Chris Ruggiero in the studio with the Righteous Brothers – Bucky Heard (L) and Bill Medley (R)
3. When Chris posted a picture in the recording studio with his famous friends The Righteous Brothers, a couple of fans expressed their feelings about Bill Medley’s new partner. One commented that newcomer Bucky Heard was “very good” but “no Bobby Hatfield,” making a comparison to Medley’s original partner in the duo. Chris could have ignored, deleted or hid the comment – as many of us would do on our own Facebook pages – but he chose instead to make it a teachable moment. Chris replied to the comment, “I don’t believe in comparing. Every one of us has been blessed with our own individual gifts.” To another, he replied, “When you sing, like I do, you realize how vulnerable you have to be to get out there and what courage it takes to expose yourself to the world for criticism. That’s why I couldn’t imagine critiquing a singer based on a comparison to another singer. But that’s just my opinion.”
4. When Chris’s friend Austin Giorgio released a new single last week, Chris immediately took to Facebook and not only promoted the fellow singer’s music but called Austin an “idol” of his and asked his fans to visit Austin’s page.
He then specifically named several of his favorite songs that Austin had written and recorded. Austin had appeared on “The Voice” years earlier, but Chris’s Facebook following is more than double his friend’s. He saw an opportunity to turn some of his followers on to Giorgio’s body of work, and instead of having a “scarcity” mentality, so many artists do, Chris saw an opportunity to share his good fortune.

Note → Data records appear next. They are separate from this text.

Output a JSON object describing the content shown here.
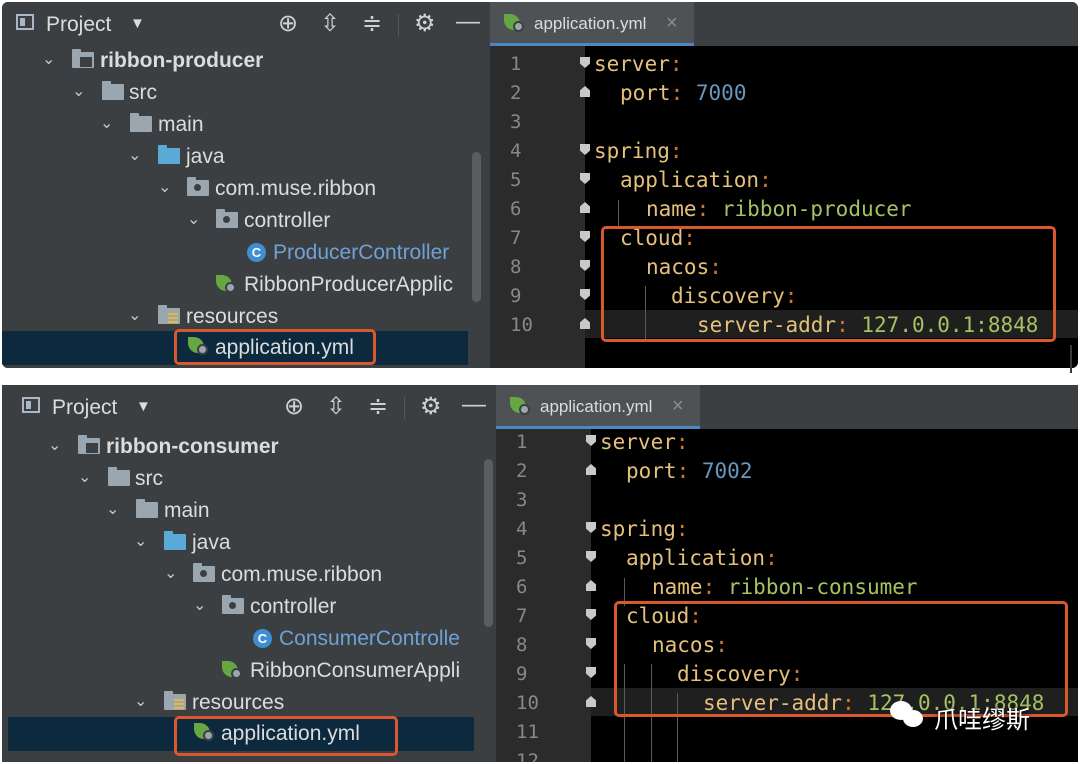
{
  "colors": {
    "accent_highlight": "#d9582f",
    "selection": "#0d293e",
    "tab_underline": "#4a88c7",
    "class_blue": "#6fa1d6"
  },
  "top": {
    "project": {
      "title": "Project"
    },
    "tree": [
      {
        "label": "ribbon-producer",
        "icon": "module-folder-icon"
      },
      {
        "label": "src",
        "icon": "folder-icon"
      },
      {
        "label": "main",
        "icon": "folder-icon"
      },
      {
        "label": "java",
        "icon": "source-folder-icon"
      },
      {
        "label": "com.muse.ribbon",
        "icon": "package-icon"
      },
      {
        "label": "controller",
        "icon": "package-icon"
      },
      {
        "label": "ProducerController",
        "icon": "class-icon"
      },
      {
        "label": "RibbonProducerApplic",
        "icon": "spring-boot-app-icon"
      },
      {
        "label": "resources",
        "icon": "resources-folder-icon"
      },
      {
        "label": "application.yml",
        "icon": "spring-yml-icon"
      }
    ],
    "tab": {
      "label": "application.yml"
    },
    "lines": [
      "1",
      "2",
      "3",
      "4",
      "5",
      "6",
      "7",
      "8",
      "9",
      "10"
    ],
    "code": {
      "l1_key": "server",
      "l1_colon": ":",
      "l2_key": "port",
      "l2_colon": ":",
      "l2_val": "7000",
      "l4_key": "spring",
      "l4_colon": ":",
      "l5_key": "application",
      "l5_colon": ":",
      "l6_key": "name",
      "l6_colon": ":",
      "l6_val": "ribbon-producer",
      "l7_key": "cloud",
      "l7_colon": ":",
      "l8_key": "nacos",
      "l8_colon": ":",
      "l9_key": "discovery",
      "l9_colon": ":",
      "l10_key": "server-addr",
      "l10_colon": ":",
      "l10_val": "127.0.0.1:8848"
    }
  },
  "bottom": {
    "project": {
      "title": "Project"
    },
    "tree": [
      {
        "label": "ribbon-consumer",
        "icon": "module-folder-icon"
      },
      {
        "label": "src",
        "icon": "folder-icon"
      },
      {
        "label": "main",
        "icon": "folder-icon"
      },
      {
        "label": "java",
        "icon": "source-folder-icon"
      },
      {
        "label": "com.muse.ribbon",
        "icon": "package-icon"
      },
      {
        "label": "controller",
        "icon": "package-icon"
      },
      {
        "label": "ConsumerControlle",
        "icon": "class-icon"
      },
      {
        "label": "RibbonConsumerAppli",
        "icon": "spring-boot-app-icon"
      },
      {
        "label": "resources",
        "icon": "resources-folder-icon"
      },
      {
        "label": "application.yml",
        "icon": "spring-yml-icon"
      }
    ],
    "tab": {
      "label": "application.yml"
    },
    "lines": [
      "1",
      "2",
      "3",
      "4",
      "5",
      "6",
      "7",
      "8",
      "9",
      "10",
      "11",
      "12"
    ],
    "code": {
      "l1_key": "server",
      "l1_colon": ":",
      "l2_key": "port",
      "l2_colon": ":",
      "l2_val": "7002",
      "l4_key": "spring",
      "l4_colon": ":",
      "l5_key": "application",
      "l5_colon": ":",
      "l6_key": "name",
      "l6_colon": ":",
      "l6_val": "ribbon-consumer",
      "l7_key": "cloud",
      "l7_colon": ":",
      "l8_key": "nacos",
      "l8_colon": ":",
      "l9_key": "discovery",
      "l9_colon": ":",
      "l10_key": "server-addr",
      "l10_colon": ":",
      "l10_val": "127.0.0.1:8848"
    }
  },
  "watermark": {
    "text": "爪哇缪斯"
  }
}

It is easy for a musician, or any business for that matter, to get hung up thinking that any dollar that goes to a competitor or another musician is a dollar that doesn’t find its way into their own pocket. Chris turns that notion on its ear.
5. And finally, Chris Ruggiero is perhaps at his best when he’s responding to one of his followers who cites their age or refers to themselves as “old.” Since his primary body of work is music from the 50s, 60s, and 70s, at 21 years old, there is something of an age gap between Chris and many of his biggest fans. A scroll through the comments on one of his photos finds remarks that begin, “if only if I were 30 years younger” or “I’m an old lady now, but…” Chris doesn’t let anyone feel “less than.” His personal replies take their self-consciousness head-on.
He uses words like “timeless” to remind his older enthusiasts that there’s no reason to let their age define them or their worth. Chris often mentions, in comments and videos, that age is just a number. He always references his love of vintage cars and classic rock and roll. You get the feeling that if the person commenting were standing in front of him, he’d give them a big hug and tell them how much they mean to him – and isn’t that what connecting on social media should be all about?
Kudos Chris! We are watching. And learning.